Ekonom senior Rizal Ramli menanggapi rencana pembentukan holding BUMN bidang tambang. Indonesia Asahan Aluminium Persero (INALUM) akan menjadi induk dari holding pertambangan ini. Pembentukannya juga sebagai langkah awal pemerintah mengambil alih saham Freeport Indonesia.
Rizal mengakui pernah membahas cara mencari uang di luar APBN dengan Presiden Joko Widodo. Dalam diskusi itu, rencana yang disepakati adalah sekuritisasi aset, dengan tidak menjual saham dan aset, melainkan future income diterima sekarang.
Presiden setuju dan berpidato di kabinet tentang perlunya sekuritisasi. Namun, dalam perjalanannya, para pembantunya membelokkan kebijakan dengan sekadar menjual aset. Yang Rizal khawatirkan, sogokan di balik penjualan aset BUMN bernilai besar sekali seperti dalam kasus Indosat dan tanker Pertamina. Bukti-bukti korupsi hilang ketika asetnya dijual.
Karena itu, ia tidak setuju bila aset-aset negara yang bagus malah dijual. Setelah kritik terhadap rencana penjualan aset berhasil, muncul rencana limited concession scheme, sehingga pengelolaannya diserahkan kepada swasta. Ia hanya setuju bila terjadi pergantian direksi, misalnya. Proyek yang sudah jadi (brown project) tidak perlu dijual karena merugikan negara. Namun untuk green project atau proyek baru, ia setuju dengan KSO atau BOT.
"Jika di sekuritisasi, pengawasan sekuritisasi oleh OJK. tidak lagi oleh Menteri BUMN. Akan tetapi, kalau limited concession scheme, tetap juga di Menteri BUMN yang kinerjanya sama sekali tidak bagus dalam mengelola BUMN," terang Rizal, yang pernah menjabat menteri dan juga anggota tim ahli Perserikatan Bangsa-Bangsa.
Ia mengatakan, Indonesia punya pengalaman buruk dengan dua bentuk holding, yaitu holding pupuk dan semen yang ternyata tidak membawa perubahan yang signifikan.
"Esensinya, holdingisasi hanya dapat efektif kalau betul ada peningkatan efisiensi dan pengurangan cost.
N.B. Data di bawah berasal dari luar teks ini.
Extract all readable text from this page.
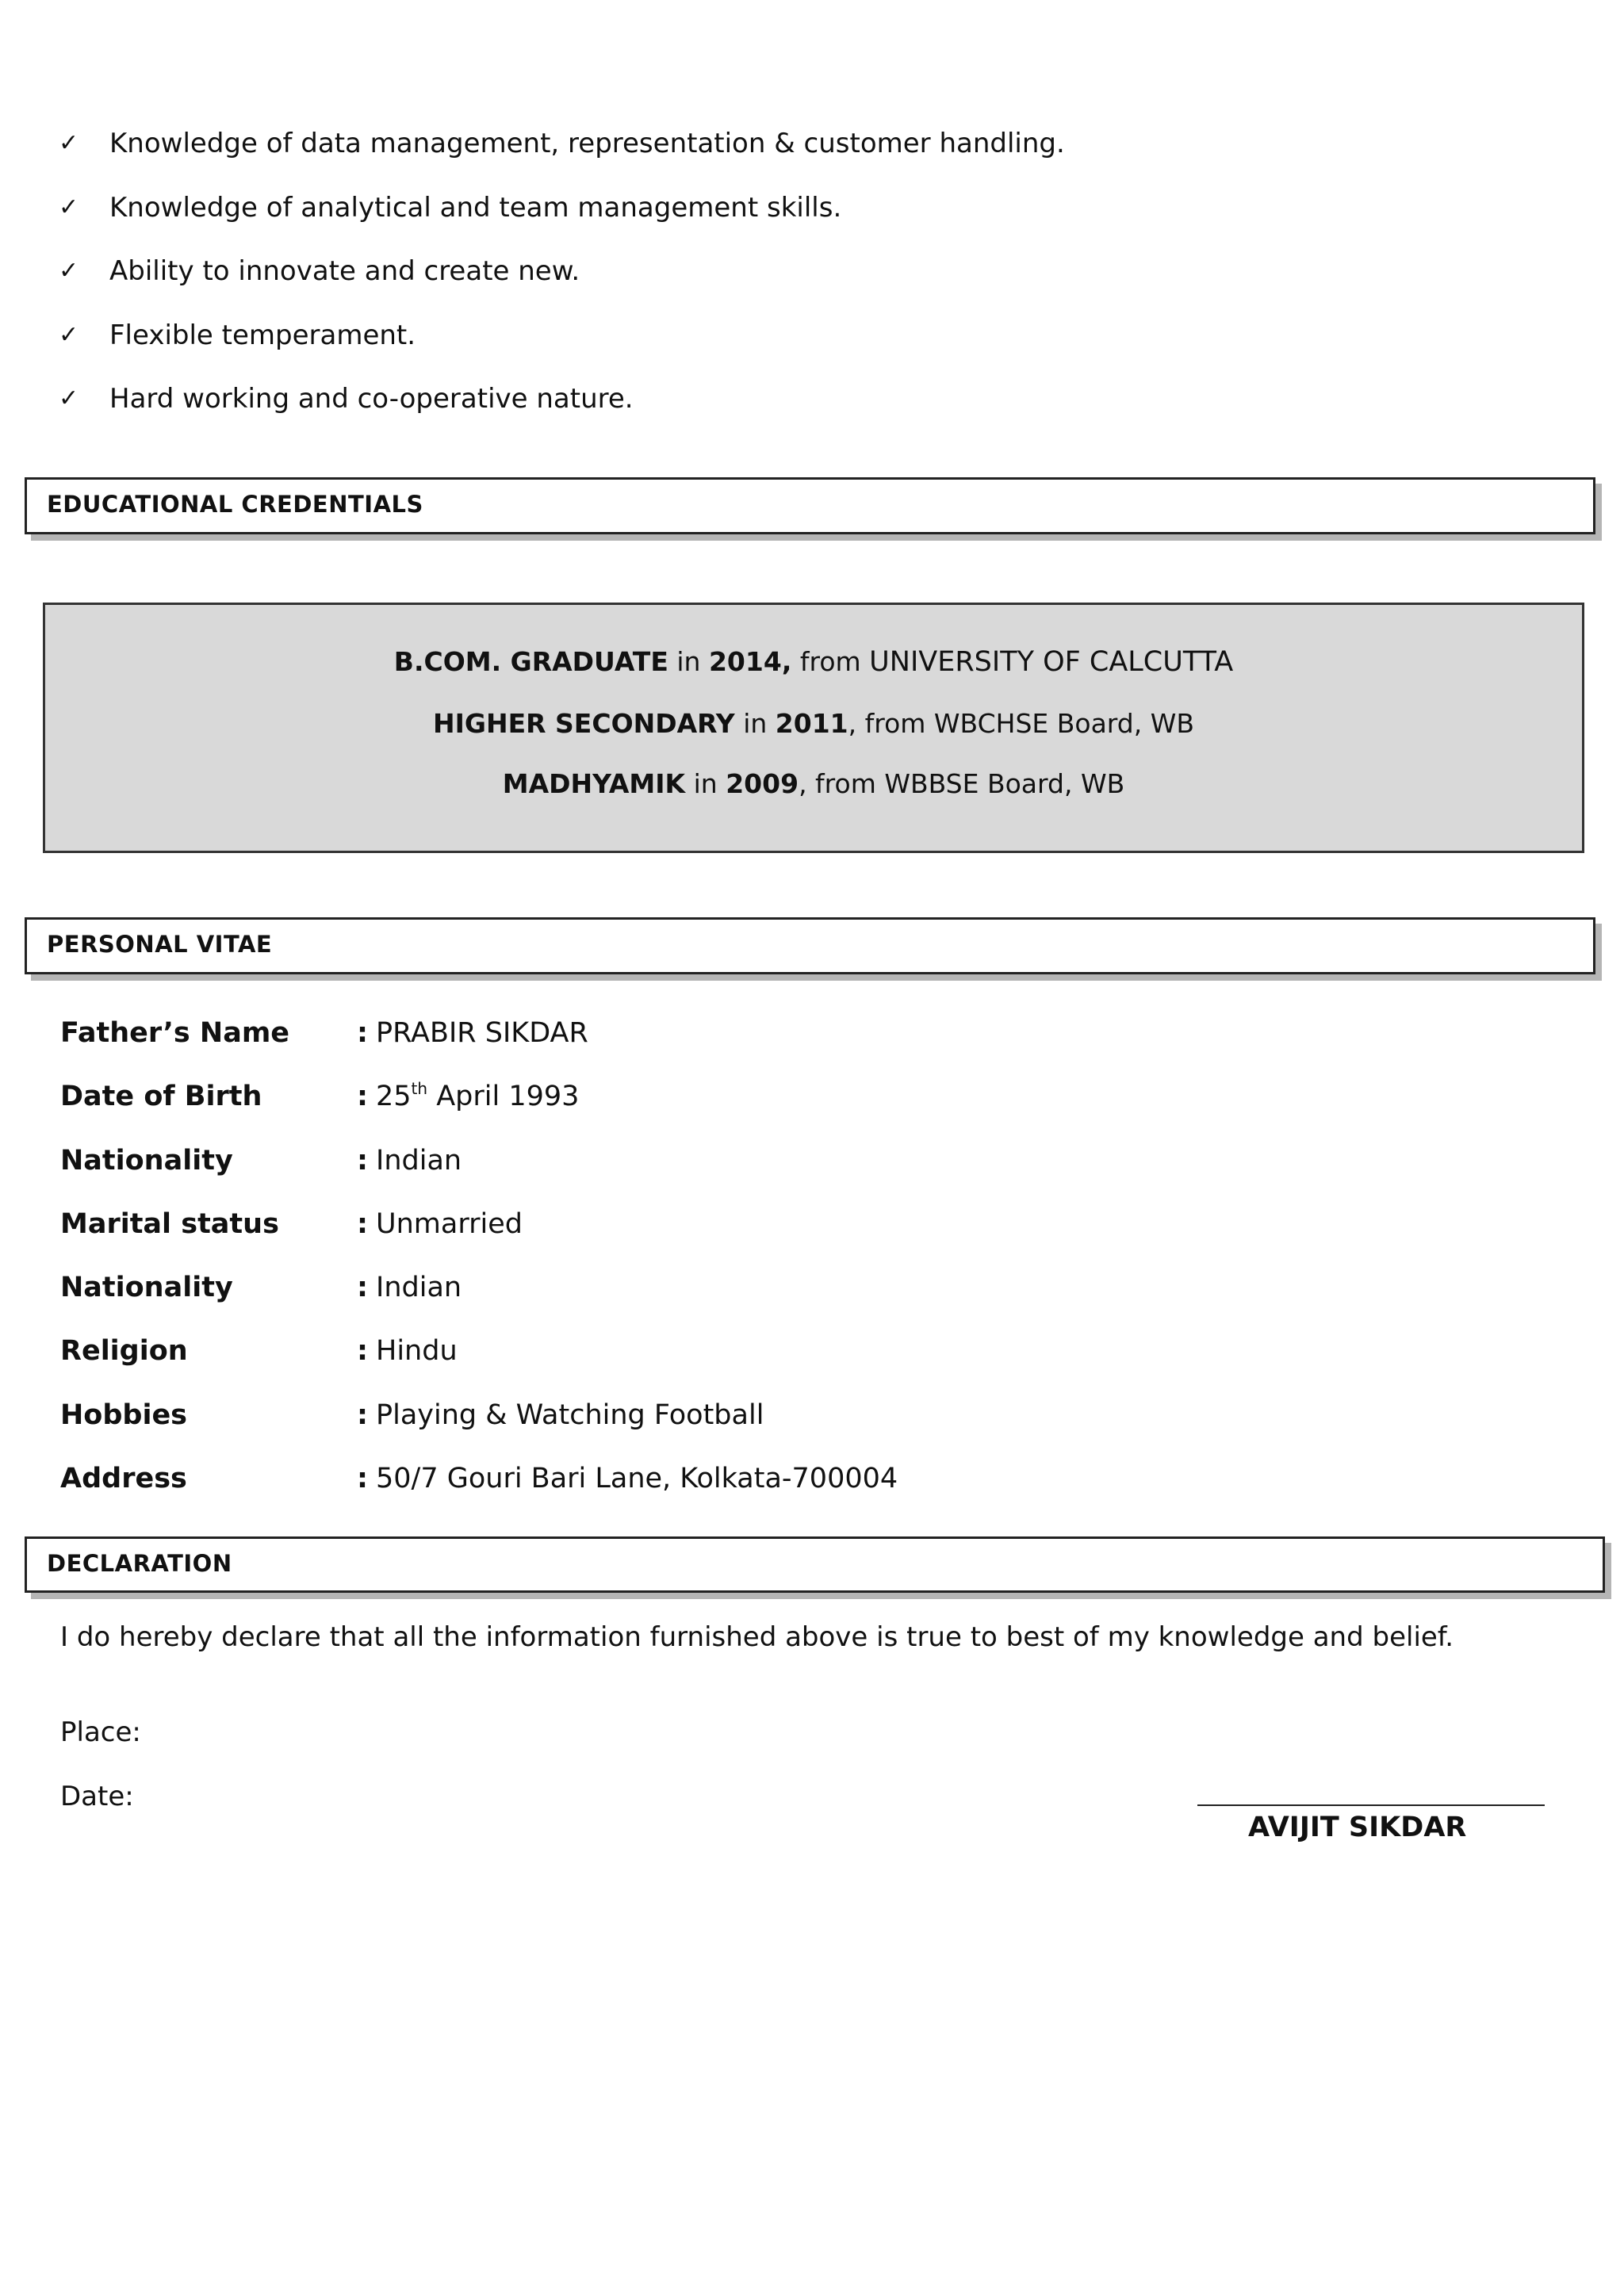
✓ Knowledge of data management, representation & customer handling.
✓ Knowledge of analytical and team management skills.
✓ Ability to innovate and create new.
✓ Flexible temperament.
✓ Hard working and co-operative nature.
EDUCATIONAL CREDENTIALS
B.COM. GRADUATE in 2014, from UNIVERSITY OF CALCUTTA
HIGHER SECONDARY in 2011, from WBCHSE Board, WB
MADHYAMIK in 2009, from WBBSE Board, WB
PERSONAL VITAE
Father’s Name : PRABIR SIKDAR
Date of Birth	: 25th April 1993
Nationality	: Indian
Marital status	: Unmarried
Nationality	: Indian
Religion	: Hindu
Hobbies	: Playing & Watching Football
Address	: 50/7 Gouri Bari Lane, Kolkata-700004
DECLARATION
I do hereby declare that all the information furnished above is true to best of my knowledge and belief.
Place:
Date:
AVIJIT SIKDAR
Kalau tidak, itu hanya akan jadi tambahan birokrasi, nanti mau membuat apa-apa harus persetujuan direktur-direktur holding dan birokrasi akan lebih lama lagi dan ribet," tegasnya.
Soal rencana membeli Freeport, Rizal menduga itu hanya upaya untuk menggemukkan aset PT INALUM yang tidak begitu besar. Karena itulah maka ditambahkan tiga BUMN sehingga menjadi lebih besar, mendapat issue financing dengan dalih mau mengambil saham Freeport.
Padahal, Indonesia tak harus membeli Freeport karena sebenarnya masa kontrak perusahaan tambang raksasa dari Amerika Serikat itu bisa diselesaikan pada 2021.
Dia pun mengkritik keras kinerja Menteri BUMN, Rini Soemarno, yang berada di balik gagasan holding BUMN ini. Apalagi, Rini tidak pernah diperbolehkan rapat bersama DPR RI selama hampir dua tahun terakhir.
"Kalau ini terjadi di luar negeri, menteri bersangkutan sudah pasti mengundurkan diri atau dipecat oleh pemerintahnya. Bagaimana aset yang begitu strategis pertanggungjawabannya tidak jelas dan tidak dapat bertemu di DPR? Saya minta Presiden Jokowi cut loss dari kejadian-kejadian tidak lucu ini," ungkap Rizal.